The same thought popped into Cynthia King's head every time she walked by a vacant lot filled with dead grass, next to a church in her Berkeley, Calif., neighborhood: Why in the world aren't they growing something there?
Soon she had the idea for an "edible churchyard," reminiscent of Alice Waters’ Edible Schoolyard project. The concept evolved and is about to become a reality, as King plans to launch as many as six faith farms this year in collaboration with a local church and nonprofits. Congregations will have the final word on what to do with the food, but King now envisions a larger network of small urban farms being developed, including schools, homes, and nonprofits, where the produce grown in the gardens will be aggregated, distributed, and sold at a profit.

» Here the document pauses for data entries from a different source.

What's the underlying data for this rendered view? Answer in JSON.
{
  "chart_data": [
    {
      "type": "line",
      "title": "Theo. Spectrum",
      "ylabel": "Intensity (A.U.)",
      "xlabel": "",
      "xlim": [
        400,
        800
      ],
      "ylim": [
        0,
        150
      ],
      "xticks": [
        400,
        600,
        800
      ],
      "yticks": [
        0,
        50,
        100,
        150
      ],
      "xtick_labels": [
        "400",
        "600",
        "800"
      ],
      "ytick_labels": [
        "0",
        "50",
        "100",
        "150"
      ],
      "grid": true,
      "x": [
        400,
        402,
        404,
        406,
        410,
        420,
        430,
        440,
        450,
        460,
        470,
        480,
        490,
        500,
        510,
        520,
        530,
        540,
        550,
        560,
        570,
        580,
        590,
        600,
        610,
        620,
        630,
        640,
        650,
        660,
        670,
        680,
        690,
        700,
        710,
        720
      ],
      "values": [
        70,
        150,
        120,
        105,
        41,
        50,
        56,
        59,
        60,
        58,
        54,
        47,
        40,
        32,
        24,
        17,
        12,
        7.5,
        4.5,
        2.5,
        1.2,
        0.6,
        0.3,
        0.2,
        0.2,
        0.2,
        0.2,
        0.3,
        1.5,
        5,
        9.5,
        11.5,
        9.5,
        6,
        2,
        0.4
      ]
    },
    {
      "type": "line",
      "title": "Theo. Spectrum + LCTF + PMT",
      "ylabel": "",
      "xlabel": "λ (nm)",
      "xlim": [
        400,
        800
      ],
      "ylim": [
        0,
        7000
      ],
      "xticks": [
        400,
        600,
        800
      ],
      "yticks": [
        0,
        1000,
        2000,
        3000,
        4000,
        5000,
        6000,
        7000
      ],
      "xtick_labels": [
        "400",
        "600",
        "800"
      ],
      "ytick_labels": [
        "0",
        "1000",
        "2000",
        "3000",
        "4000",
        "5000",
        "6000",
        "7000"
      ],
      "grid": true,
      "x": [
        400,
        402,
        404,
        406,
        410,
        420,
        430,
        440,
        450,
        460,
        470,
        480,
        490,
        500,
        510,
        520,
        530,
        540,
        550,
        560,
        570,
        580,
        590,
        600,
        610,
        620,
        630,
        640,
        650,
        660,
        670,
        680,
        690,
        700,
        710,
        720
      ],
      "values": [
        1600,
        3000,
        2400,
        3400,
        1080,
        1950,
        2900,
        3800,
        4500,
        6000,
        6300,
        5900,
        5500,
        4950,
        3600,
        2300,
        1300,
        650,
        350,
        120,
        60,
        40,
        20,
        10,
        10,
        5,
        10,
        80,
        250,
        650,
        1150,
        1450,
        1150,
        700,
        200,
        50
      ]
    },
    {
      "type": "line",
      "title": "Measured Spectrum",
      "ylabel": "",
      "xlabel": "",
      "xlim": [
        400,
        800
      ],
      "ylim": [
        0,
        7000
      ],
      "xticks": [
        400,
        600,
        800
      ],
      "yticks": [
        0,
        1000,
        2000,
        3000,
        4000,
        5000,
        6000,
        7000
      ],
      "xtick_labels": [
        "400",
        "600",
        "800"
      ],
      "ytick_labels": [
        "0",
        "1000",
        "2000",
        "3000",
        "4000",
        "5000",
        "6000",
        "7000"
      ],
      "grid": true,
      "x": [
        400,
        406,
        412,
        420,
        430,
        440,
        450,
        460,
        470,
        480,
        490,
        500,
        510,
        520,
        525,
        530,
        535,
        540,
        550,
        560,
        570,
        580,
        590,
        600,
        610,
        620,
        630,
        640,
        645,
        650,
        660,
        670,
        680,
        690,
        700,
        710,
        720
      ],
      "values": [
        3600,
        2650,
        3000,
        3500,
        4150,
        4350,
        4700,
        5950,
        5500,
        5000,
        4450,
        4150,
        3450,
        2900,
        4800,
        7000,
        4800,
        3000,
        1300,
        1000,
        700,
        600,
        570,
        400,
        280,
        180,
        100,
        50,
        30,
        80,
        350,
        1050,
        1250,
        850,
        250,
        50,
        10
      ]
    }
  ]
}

King says the idea may not have evolved if she hadn't attended an accelerator program from Local Food Lab. The company helps people develop business plans for food and farm start-ups that are both financially sustainable and environmentally responsible, with a big-picture goal of becoming the de-facto global resource for local food entrepreneurship. (Similar to incubators, which can last years, accelerators are usually intensive, boot-camp-like). For a $2,500 fee, Local Food Lab participants receive six weeks of mentoring and feedback on food and farm concepts that address sustainability challenges in the food system. They finish with a complete business plan and a chance to pitch their ideas to a group of investors and stakeholders on the final day.